Chapter Twenty-three
When all the lights had been turned off downstairs, Cheryl Beth walked through the darkness with a glass of Chardonnay. Upstairs, she ran a warm tub of water, lit some candles, turned off the lights, and undressed. The wine and the yellow-orange flickering light relaxed her as she stretched out in the tub. She dunked her head, pushed back her wet hair, and took stock.
She didn’t want to hate Hank Brooks for being obsessed with Noah when the real killer was still out there, or for releasing Noah to his fate. Brooks didn’t call her until late in the day. Then he didn’t sound the least bit contrite. Instead, he said how he had doubted that Noah was the murderer, even in the hours after he had been arrested in the Formal Gardens. It was all about Brooks covering his ass. She barely got through the conversation without saying many unladylike things.
She couldn’t imagine the horror Noah had felt there in the old grav
eyard. Was there something she could have done for him, when he found her in the bookstore? She couldn’t think what is would have been, but she felt guilty nonetheless. Three of her students now dead. She took a deep drink of wine and felt warm water trickle down her back.
She thought of Will and looked at her body illuminated in the candlelight. She no longer had the bloom of seventeen, when she had been a reluctant cheerleader in Corbin, a national merit scholar finalist, too. She had scholarship offers from very good universities, but her mother said they didn’t have the money to make up the difference. Nobody was on her side, the side of a young woman who dreamed of a world outside Corbin, who had the bus schedules out of town memorized.
So she went as far as she could, to the biggest city she knew, studying nursing at the University of Cincinnati. Her mother made her be practical in that choice. She had really wanted to study philosophy or theater. And she took her only boyfriend in tow, a nice but unambitious young man who really didn’t want to leave town. They married too young. Now, past forty, she looked at a body whose changes she was only too aware of, and they were all changes for the worse. It didn’t matter how many compliments she got or how many men hit on her. The years went by and they took and took and took. What a silly, vain thought, when three of your students are dead. Well, she still had nice legs.
As the candles painted shadows on the walls, she wished Will would call. But he was working. She had turned on the news before coming upstairs, and he was on camera twice as the police spokesman: a two-hundred-pound python found in a trash can in Sedamsville, below Mount Echo Park, and a shooting in Corryville, not far from the hospitals on Pill Hill, a few rough blocks from the now-closed hospital where she had almost lost her life.
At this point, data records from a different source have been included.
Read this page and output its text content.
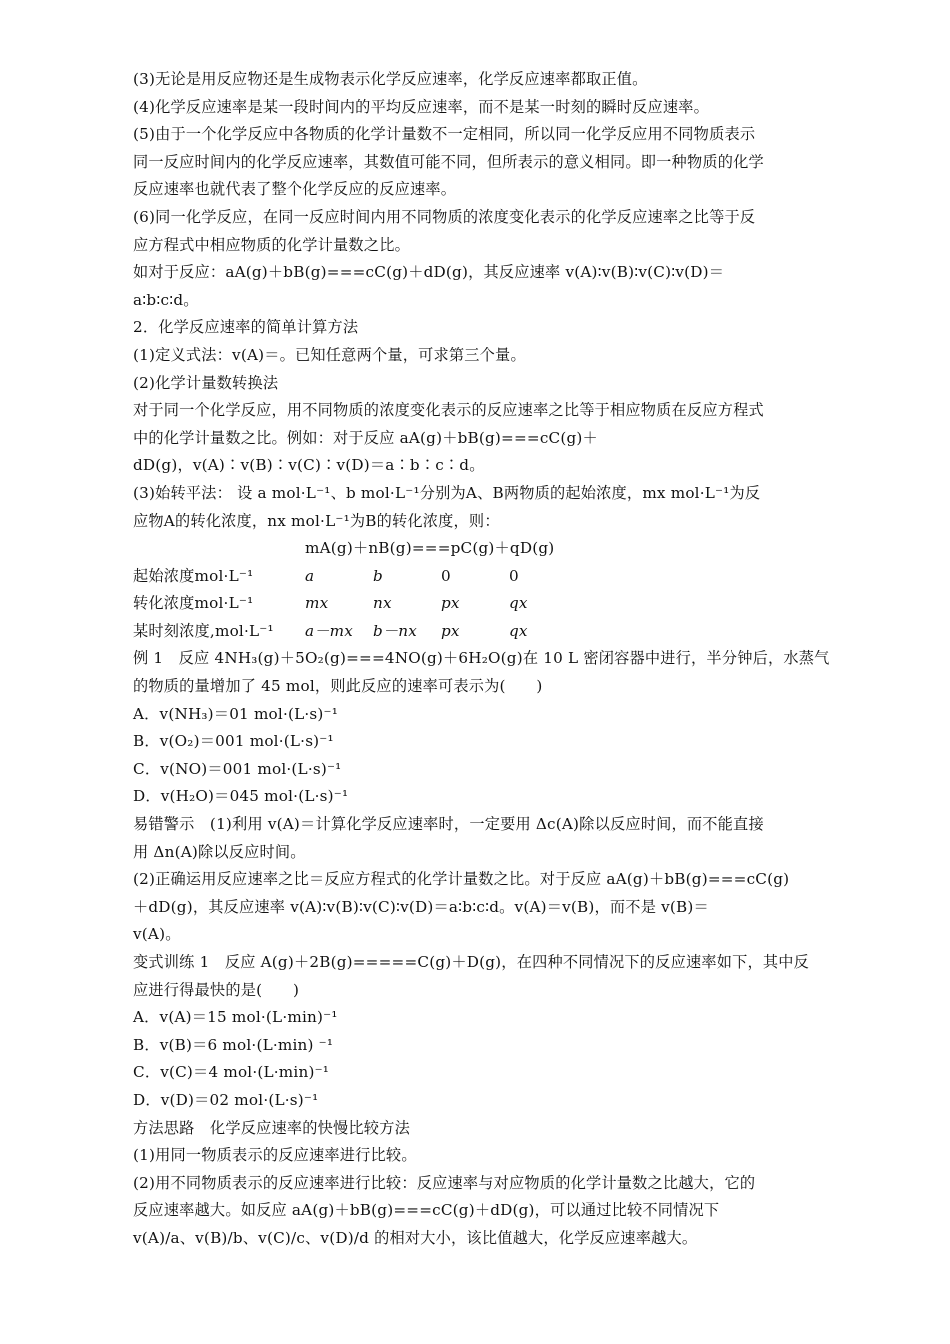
(3)无论是用反应物还是生成物表示化学反应速率，化学反应速率都取正值。
(4)化学反应速率是某一段时间内的平均反应速率，而不是某一时刻的瞬时反应速率。
(5)由于一个化学反应中各物质的化学计量数不一定相同，所以同一化学反应用不同物质表示
同一反应时间内的化学反应速率，其数值可能不同，但所表示的意义相同。即一种物质的化学
反应速率也就代表了整个化学反应的反应速率。
(6)同一化学反应，在同一反应时间内用不同物质的浓度变化表示的化学反应速率之比等于反
应方程式中相应物质的化学计量数之比。
如对于反应：aA(g)＋bB(g)===cC(g)＋dD(g)，其反应速率 v(A)∶v(B)∶v(C)∶v(D)＝
a∶b∶c∶d。
2．化学反应速率的简单计算方法
(1)定义式法：v(A)＝。已知任意两个量，可求第三个量。
(2)化学计量数转换法
对于同一个化学反应，用不同物质的浓度变化表示的反应速率之比等于相应物质在反应方程式
中的化学计量数之比。例如：对于反应 aA(g)＋bB(g)===cC(g)＋
dD(g)，v(A)∶v(B)∶v(C)∶v(D)＝a∶b∶c∶d。
(3)始转平法： 设 a mol·L⁻¹、b mol·L⁻¹分别为A、B两物质的起始浓度，mx mol·L⁻¹为反
应物A的转化浓度，nx mol·L⁻¹为B的转化浓度，则：
mA(g)＋nB(g)===pC(g)＋qD(g)
起始浓度mol·L⁻¹	a	b	0	0
转化浓度mol·L⁻¹	mx	nx	px	qx
某时刻浓度,mol·L⁻¹	a－mx	b－nx	px	qx
例 1　反应 4NH₃(g)＋5O₂(g)===4NO(g)＋6H₂O(g)在 10 L 密闭容器中进行，半分钟后，水蒸气
的物质的量增加了 45 mol，则此反应的速率可表示为(　　)
A．v(NH₃)＝01 mol·(L·s)⁻¹
B．v(O₂)＝001 mol·(L·s)⁻¹
C．v(NO)＝001 mol·(L·s)⁻¹
D．v(H₂O)＝045 mol·(L·s)⁻¹
易错警示　(1)利用 v(A)＝计算化学反应速率时，一定要用 Δc(A)除以反应时间，而不能直接
用 Δn(A)除以反应时间。
(2)正确运用反应速率之比＝反应方程式的化学计量数之比。对于反应 aA(g)＋bB(g)===cC(g)
＋dD(g)，其反应速率 v(A)∶v(B)∶v(C)∶v(D)＝a∶b∶c∶d。v(A)＝v(B)，而不是 v(B)＝
v(A)。
变式训练 1　反应 A(g)＋2B(g)=====C(g)＋D(g)，在四种不同情况下的反应速率如下，其中反
应进行得最快的是(　　)
A．v(A)＝15 mol·(L·min)⁻¹
B．v(B)＝6 mol·(L·min) ⁻¹
C．v(C)＝4 mol·(L·min)⁻¹
D．v(D)＝02 mol·(L·s)⁻¹
方法思路　化学反应速率的快慢比较方法
(1)用同一物质表示的反应速率进行比较。
(2)用不同物质表示的反应速率进行比较：反应速率与对应物质的化学计量数之比越大，它的
反应速率越大。如反应 aA(g)＋bB(g)===cC(g)＋dD(g)，可以通过比较不同情况下
v(A)/a、v(B)/b、v(C)/c、v(D)/d 的相对大小，该比值越大，化学反应速率越大。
The television reporter said a man shot at a police officer but missed. Will made a statement, the man was now in custody, and then the chief of police talked. So much craziness and violence were a part of his life, and yet he seemed so steady and gentle. Could it be an act? She had been taken in before. Still, she liked the way he opened doors for her, old school, the way he was interested in her, how he kissed, and how he was tall. She liked the way her head tucked under his.